AN EDITORIAL, SORT OF
A dear friend suggested that I blog about how crazy-busy the month of May always is. I said to her,
“Sure, why not?”
Then I said, “Hey, why don’t you write something about May madness and I’ll post it as a guest editorial. She responded with,
“You probably couldn’t post it.”
SO HERE I GO
Here are some things that happen in May
- End of school band performances
- End of school choir performances
- End of school banquets
- End of school field trips
- End of school formal dances
- End of school tests and final exams
- End of school sports/athletic awards
- End of school academic awards
- End of school rowdiness, pranks, and wild behavior
- End of school mental diminishment: students & teachers
- End of school cabin fever
- End of school commencements
- End of school: the last day of classes
- Spring time youth sports
- Strange events of all kinds
- Getting ready to move/relocate
- Job transfers
- Family gatherings for graduations
- Getting ready for summer
- Planning vacations
Is it odd that I don’t feel the stress and madness? My youngest walked the stage for her Masters 18 months ago. Actually, May is a fun month for me. Here are some reasons why:
- It’s my birthday month
- It’s the month I get ready to go fly fishing in Colorado
- I get to slack off since everyone is busy with end of school stuff
- (some would say I slack off during the other months too)
- NBA playoffs, baseball is heating up, college football is coming up
THE MAY MADNESS
It might be good to mention that my friend is a professional school teacher. She is excellent and I know that her students and families feel blessed to have her.

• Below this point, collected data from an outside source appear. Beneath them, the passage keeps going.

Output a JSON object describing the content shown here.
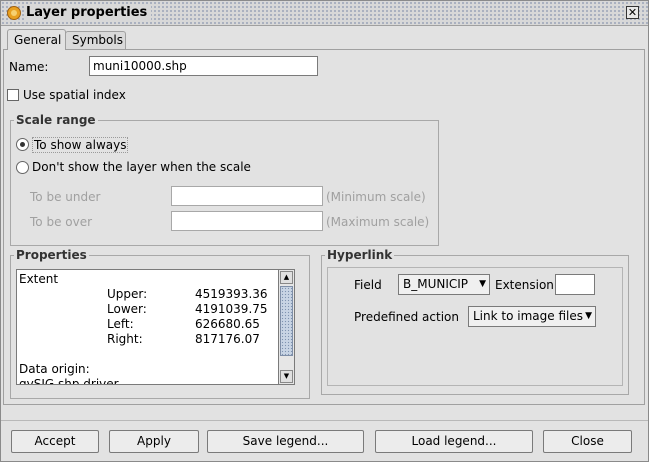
{
  "window": {
    "title": "Layer properties",
    "close_glyph": "✕"
  },
  "tabs": [
    {
      "label": "General"
    },
    {
      "label": "Symbols"
    }
  ],
  "name": {
    "label": "Name:",
    "value": "muni10000.shp"
  },
  "spatial_index": {
    "label": "Use spatial index",
    "checked": false
  },
  "scale_range": {
    "title": "Scale range",
    "option_always": "To show always",
    "option_scale": "Don't show the layer when the scale",
    "under_label": "To be under",
    "under_hint": "(Minimum scale)",
    "over_label": "To be over",
    "over_hint": "(Maximum scale)"
  },
  "properties": {
    "title": "Properties",
    "extent_label": "Extent",
    "rows": [
      {
        "label": "Upper:",
        "value": "4519393.36"
      },
      {
        "label": "Lower:",
        "value": "4191039.75"
      },
      {
        "label": "Left:",
        "value": "626680.65"
      },
      {
        "label": "Right:",
        "value": "817176.07"
      }
    ],
    "data_origin_label": "Data origin:",
    "data_origin_value": "gvSIG shp driver"
  },
  "hyperlink": {
    "title": "Hyperlink",
    "field_label": "Field",
    "field_value": "B_MUNICIP",
    "extension_label": "Extension",
    "extension_value": "",
    "action_label": "Predefined action",
    "action_value": "Link to image files"
  },
  "buttons": {
    "accept": "Accept",
    "apply": "Apply",
    "save_legend": "Save legend...",
    "load_legend": "Load legend...",
    "close": "Close"
  },
  "icons": {
    "app": "gvsig-app-icon",
    "close": "close-icon",
    "combo_arrow": "▼",
    "scroll_up": "▲",
    "scroll_down": "▼"
  }
}
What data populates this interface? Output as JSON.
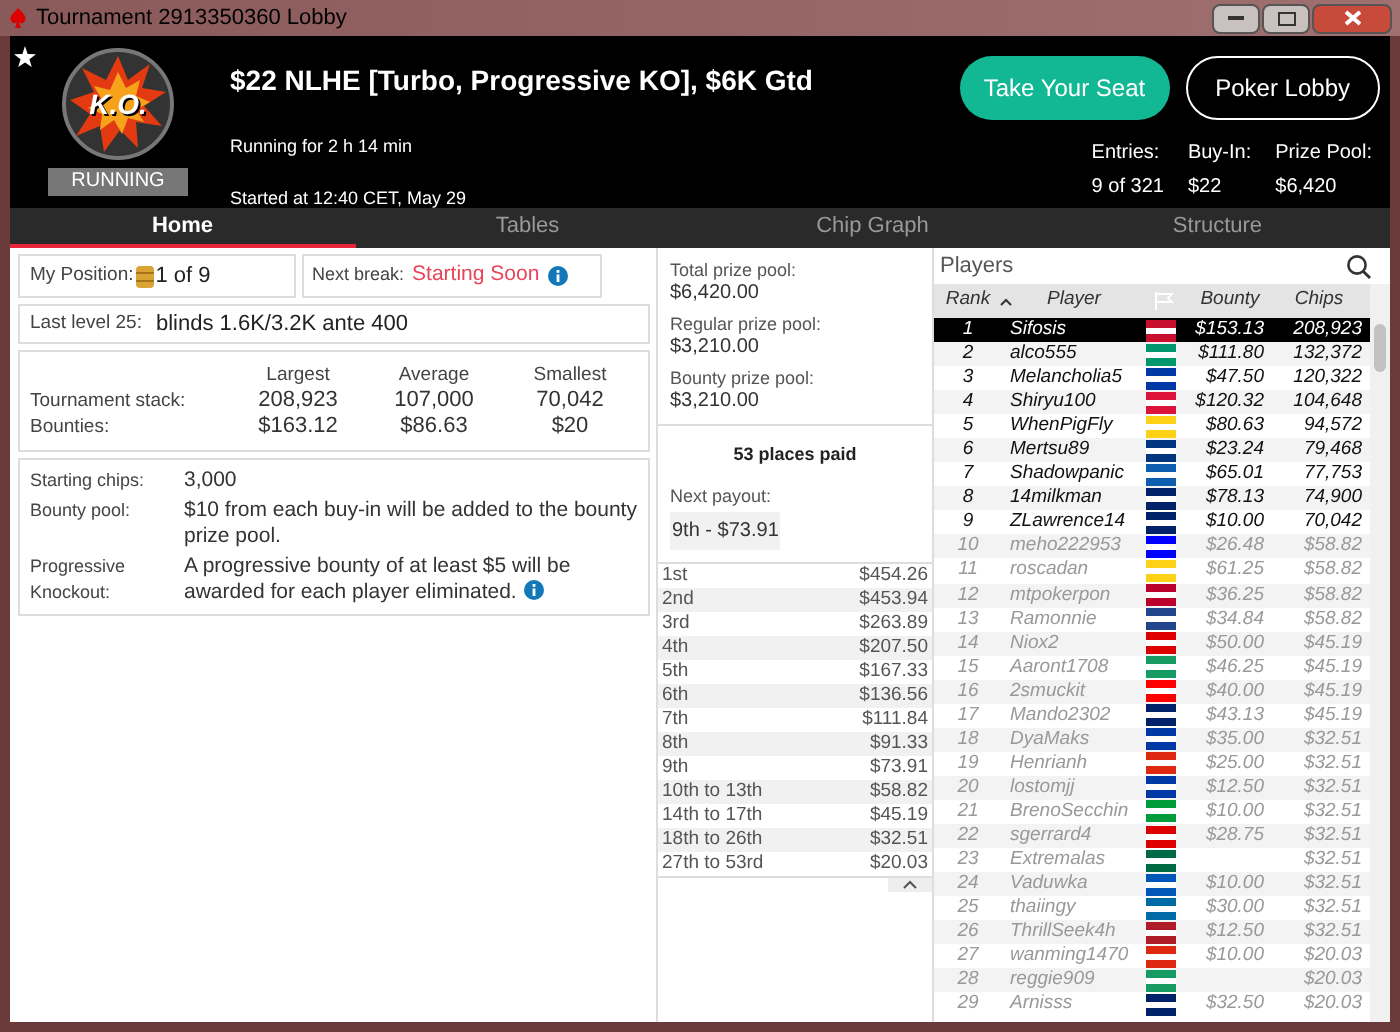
{
  "window": {
    "title": "Tournament 2913350360 Lobby"
  },
  "header": {
    "logo_text": "K.O.",
    "status": "RUNNING",
    "title": "$22 NLHE [Turbo, Progressive KO], $6K Gtd",
    "running_for": "Running for 2 h 14 min",
    "started": "Started at 12:40 CET, May 29",
    "favorite": false,
    "buttons": [
      {
        "label": "Take Your Seat",
        "kind": "primary"
      },
      {
        "label": "Poker Lobby",
        "kind": "outline"
      }
    ],
    "stats": [
      {
        "label": "Entries:",
        "value": "9 of 321"
      },
      {
        "label": "Buy-In:",
        "value": "$22"
      },
      {
        "label": "Prize Pool:",
        "value": "$6,420"
      }
    ]
  },
  "tabs": [
    {
      "label": "Home",
      "selected": true
    },
    {
      "label": "Tables",
      "selected": false
    },
    {
      "label": "Chip Graph",
      "selected": false
    },
    {
      "label": "Structure",
      "selected": false
    }
  ],
  "home": {
    "position_label": "My Position:",
    "position": "1 of 9",
    "break_label": "Next break:",
    "break_value": "Starting Soon",
    "last_level_label": "Last level 25:",
    "last_level": "blinds 1.6K/3.2K ante 400",
    "stack_table": {
      "columns": [
        "Largest",
        "Average",
        "Smallest"
      ],
      "rows": [
        {
          "label": "Tournament stack:",
          "values": [
            "208,923",
            "107,000",
            "70,042"
          ]
        },
        {
          "label": "Bounties:",
          "values": [
            "$163.12",
            "$86.63",
            "$20"
          ]
        }
      ]
    },
    "info": [
      {
        "label": "Starting chips:",
        "text": "3,000",
        "info_icon": false
      },
      {
        "label": "Bounty pool:",
        "text": "$10 from each buy-in will be added to the bounty prize pool.",
        "info_icon": false
      },
      {
        "label": "Progressive Knockout:",
        "text": "A progressive bounty of at least $5 will be awarded for each player eliminated.",
        "info_icon": true
      }
    ]
  },
  "prizes": {
    "pools": [
      {
        "label": "Total prize pool:",
        "value": "$6,420.00"
      },
      {
        "label": "Regular prize pool:",
        "value": "$3,210.00"
      },
      {
        "label": "Bounty prize pool:",
        "value": "$3,210.00"
      }
    ],
    "places_paid": "53 places paid",
    "next_payout_label": "Next payout:",
    "next_payout": "9th - $73.91",
    "payouts": [
      [
        "1st",
        "$454.26"
      ],
      [
        "2nd",
        "$453.94"
      ],
      [
        "3rd",
        "$263.89"
      ],
      [
        "4th",
        "$207.50"
      ],
      [
        "5th",
        "$167.33"
      ],
      [
        "6th",
        "$136.56"
      ],
      [
        "7th",
        "$111.84"
      ],
      [
        "8th",
        "$91.33"
      ],
      [
        "9th",
        "$73.91"
      ],
      [
        "10th to 13th",
        "$58.82"
      ],
      [
        "14th to 17th",
        "$45.19"
      ],
      [
        "18th to 26th",
        "$32.51"
      ],
      [
        "27th to 53rd",
        "$20.03"
      ]
    ]
  },
  "players": {
    "title": "Players",
    "columns": [
      "Rank",
      "Player",
      "Bounty",
      "Chips"
    ],
    "rows": [
      {
        "rank": "1",
        "name": "Sifosis",
        "bounty": "$153.13",
        "chips": "208,923",
        "selected": true,
        "greyed": false,
        "color": "#c8102e"
      },
      {
        "rank": "2",
        "name": "alco555",
        "bounty": "$111.80",
        "chips": "132,372",
        "selected": false,
        "greyed": false,
        "color": "#00966e"
      },
      {
        "rank": "3",
        "name": "Melancholia5",
        "bounty": "$47.50",
        "chips": "120,322",
        "selected": false,
        "greyed": false,
        "color": "#0039a6"
      },
      {
        "rank": "4",
        "name": "Shiryu100",
        "bounty": "$120.32",
        "chips": "104,648",
        "selected": false,
        "greyed": false,
        "color": "#dc143c"
      },
      {
        "rank": "5",
        "name": "WhenPigFly",
        "bounty": "$80.63",
        "chips": "94,572",
        "selected": false,
        "greyed": false,
        "color": "#fcd116"
      },
      {
        "rank": "6",
        "name": "Mertsu89",
        "bounty": "$23.24",
        "chips": "79,468",
        "selected": false,
        "greyed": false,
        "color": "#003580"
      },
      {
        "rank": "7",
        "name": "Shadowpanic",
        "bounty": "$65.01",
        "chips": "77,753",
        "selected": false,
        "greyed": false,
        "color": "#0d5eaf"
      },
      {
        "rank": "8",
        "name": "14milkman",
        "bounty": "$78.13",
        "chips": "74,900",
        "selected": false,
        "greyed": false,
        "color": "#012169"
      },
      {
        "rank": "9",
        "name": "ZLawrence14",
        "bounty": "$10.00",
        "chips": "70,042",
        "selected": false,
        "greyed": false,
        "color": "#012169"
      },
      {
        "rank": "10",
        "name": "meho222953",
        "bounty": "$26.48",
        "chips": "$58.82",
        "selected": false,
        "greyed": true,
        "color": "#0000ff"
      },
      {
        "rank": "11",
        "name": "roscadan",
        "bounty": "$61.25",
        "chips": "$58.82",
        "selected": false,
        "greyed": true,
        "color": "#fcd116"
      },
      {
        "rank": "12",
        "name": "mtpokerpon",
        "bounty": "$36.25",
        "chips": "$58.82",
        "selected": false,
        "greyed": true,
        "color": "#bc002d"
      },
      {
        "rank": "13",
        "name": "Ramonnie",
        "bounty": "$34.84",
        "chips": "$58.82",
        "selected": false,
        "greyed": true,
        "color": "#21468b"
      },
      {
        "rank": "14",
        "name": "Niox2",
        "bounty": "$50.00",
        "chips": "$45.19",
        "selected": false,
        "greyed": true,
        "color": "#dd0000"
      },
      {
        "rank": "15",
        "name": "Aaront1708",
        "bounty": "$46.25",
        "chips": "$45.19",
        "selected": false,
        "greyed": true,
        "color": "#169b62"
      },
      {
        "rank": "16",
        "name": "2smuckit",
        "bounty": "$40.00",
        "chips": "$45.19",
        "selected": false,
        "greyed": true,
        "color": "#ff0000"
      },
      {
        "rank": "17",
        "name": "Mando2302",
        "bounty": "$43.13",
        "chips": "$45.19",
        "selected": false,
        "greyed": true,
        "color": "#012169"
      },
      {
        "rank": "18",
        "name": "DyaMaks",
        "bounty": "$35.00",
        "chips": "$32.51",
        "selected": false,
        "greyed": true,
        "color": "#0039a6"
      },
      {
        "rank": "19",
        "name": "Henrianh",
        "bounty": "$25.00",
        "chips": "$32.51",
        "selected": false,
        "greyed": true,
        "color": "#de2910"
      },
      {
        "rank": "20",
        "name": "lostomjj",
        "bounty": "$12.50",
        "chips": "$32.51",
        "selected": false,
        "greyed": true,
        "color": "#0039a6"
      },
      {
        "rank": "21",
        "name": "BrenoSecchin",
        "bounty": "$10.00",
        "chips": "$32.51",
        "selected": false,
        "greyed": true,
        "color": "#009c3b"
      },
      {
        "rank": "22",
        "name": "sgerrard4",
        "bounty": "$28.75",
        "chips": "$32.51",
        "selected": false,
        "greyed": true,
        "color": "#dd0000"
      },
      {
        "rank": "23",
        "name": "Extremalas",
        "bounty": "",
        "chips": "$32.51",
        "selected": false,
        "greyed": true,
        "color": "#006a44"
      },
      {
        "rank": "24",
        "name": "Vaduwka",
        "bounty": "$10.00",
        "chips": "$32.51",
        "selected": false,
        "greyed": true,
        "color": "#0057b7"
      },
      {
        "rank": "25",
        "name": "thaiingy",
        "bounty": "$30.00",
        "chips": "$32.51",
        "selected": false,
        "greyed": true,
        "color": "#006aa7"
      },
      {
        "rank": "26",
        "name": "ThrillSeek4h",
        "bounty": "$12.50",
        "chips": "$32.51",
        "selected": false,
        "greyed": true,
        "color": "#ae1c28"
      },
      {
        "rank": "27",
        "name": "wanming1470",
        "bounty": "$10.00",
        "chips": "$20.03",
        "selected": false,
        "greyed": true,
        "color": "#de2910"
      },
      {
        "rank": "28",
        "name": "reggie909",
        "bounty": "",
        "chips": "$20.03",
        "selected": false,
        "greyed": true,
        "color": "#169b62"
      },
      {
        "rank": "29",
        "name": "Arnisss",
        "bounty": "$32.50",
        "chips": "$20.03",
        "selected": false,
        "greyed": true,
        "color": "#012169"
      }
    ]
  }
}
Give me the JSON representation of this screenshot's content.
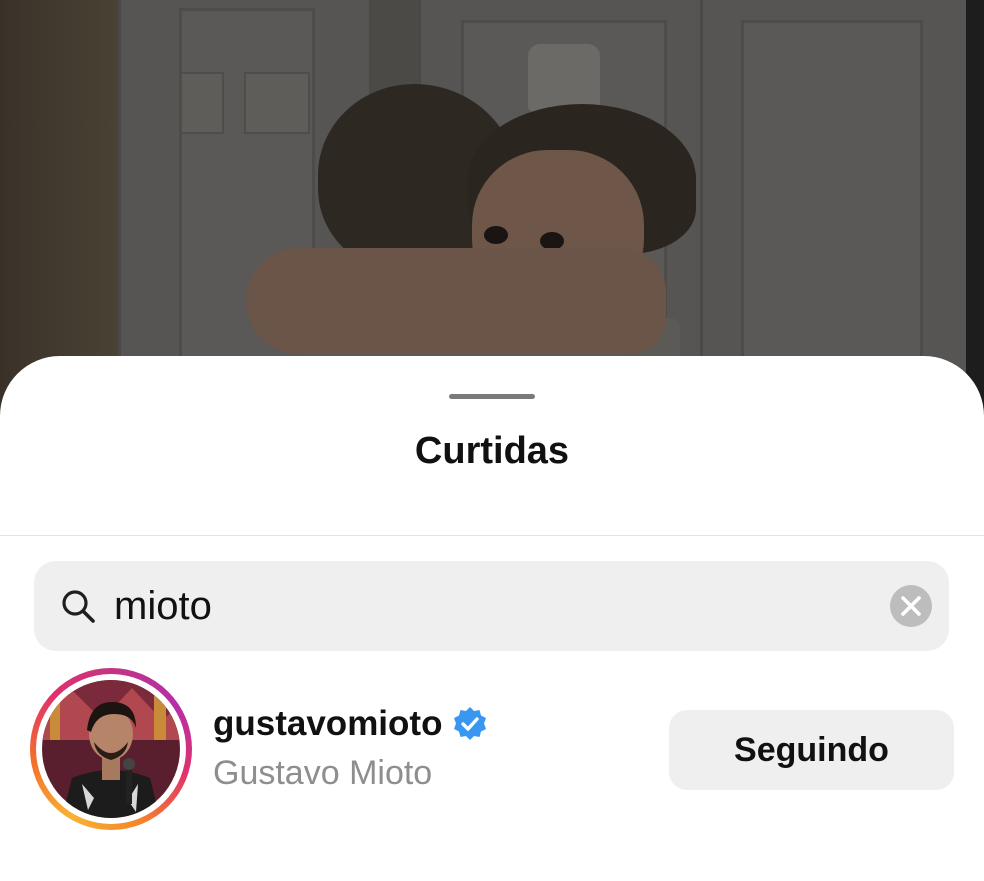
{
  "sheet": {
    "title": "Curtidas"
  },
  "search": {
    "value": "mioto",
    "icon": "search-icon",
    "clear_icon": "clear-icon"
  },
  "results": [
    {
      "username": "gustavomioto",
      "full_name": "Gustavo Mioto",
      "verified": true,
      "follow_label": "Seguindo"
    }
  ],
  "colors": {
    "verified_blue": "#3897f0",
    "sheet_background": "#ffffff",
    "field_background": "#efefef",
    "secondary_text": "#8e8e8e"
  }
}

However, her manic pace and subsequent exhaustion are most likely exacerbated by the aforementioned madness.
For me, not so much.
CROSSING THE FINISH LINE
I like teachers. And at the risk of offending some, I’ll say that I especially like teachers who are inspired, passionate, and dedicated. Without examples, I’ll add that public school teachers/administrators have expectations and demands with social and political sensitivities that would choke an elephant. I do not envy them. But I do respect them.
So I doff my cap to you ladies and gentlemen. I hope you’ve had an excellent academic year. As you prepare to push across that finish line, I pray that your mentoring of young minds and hearts will bear much good and lasting fruit. Thank You!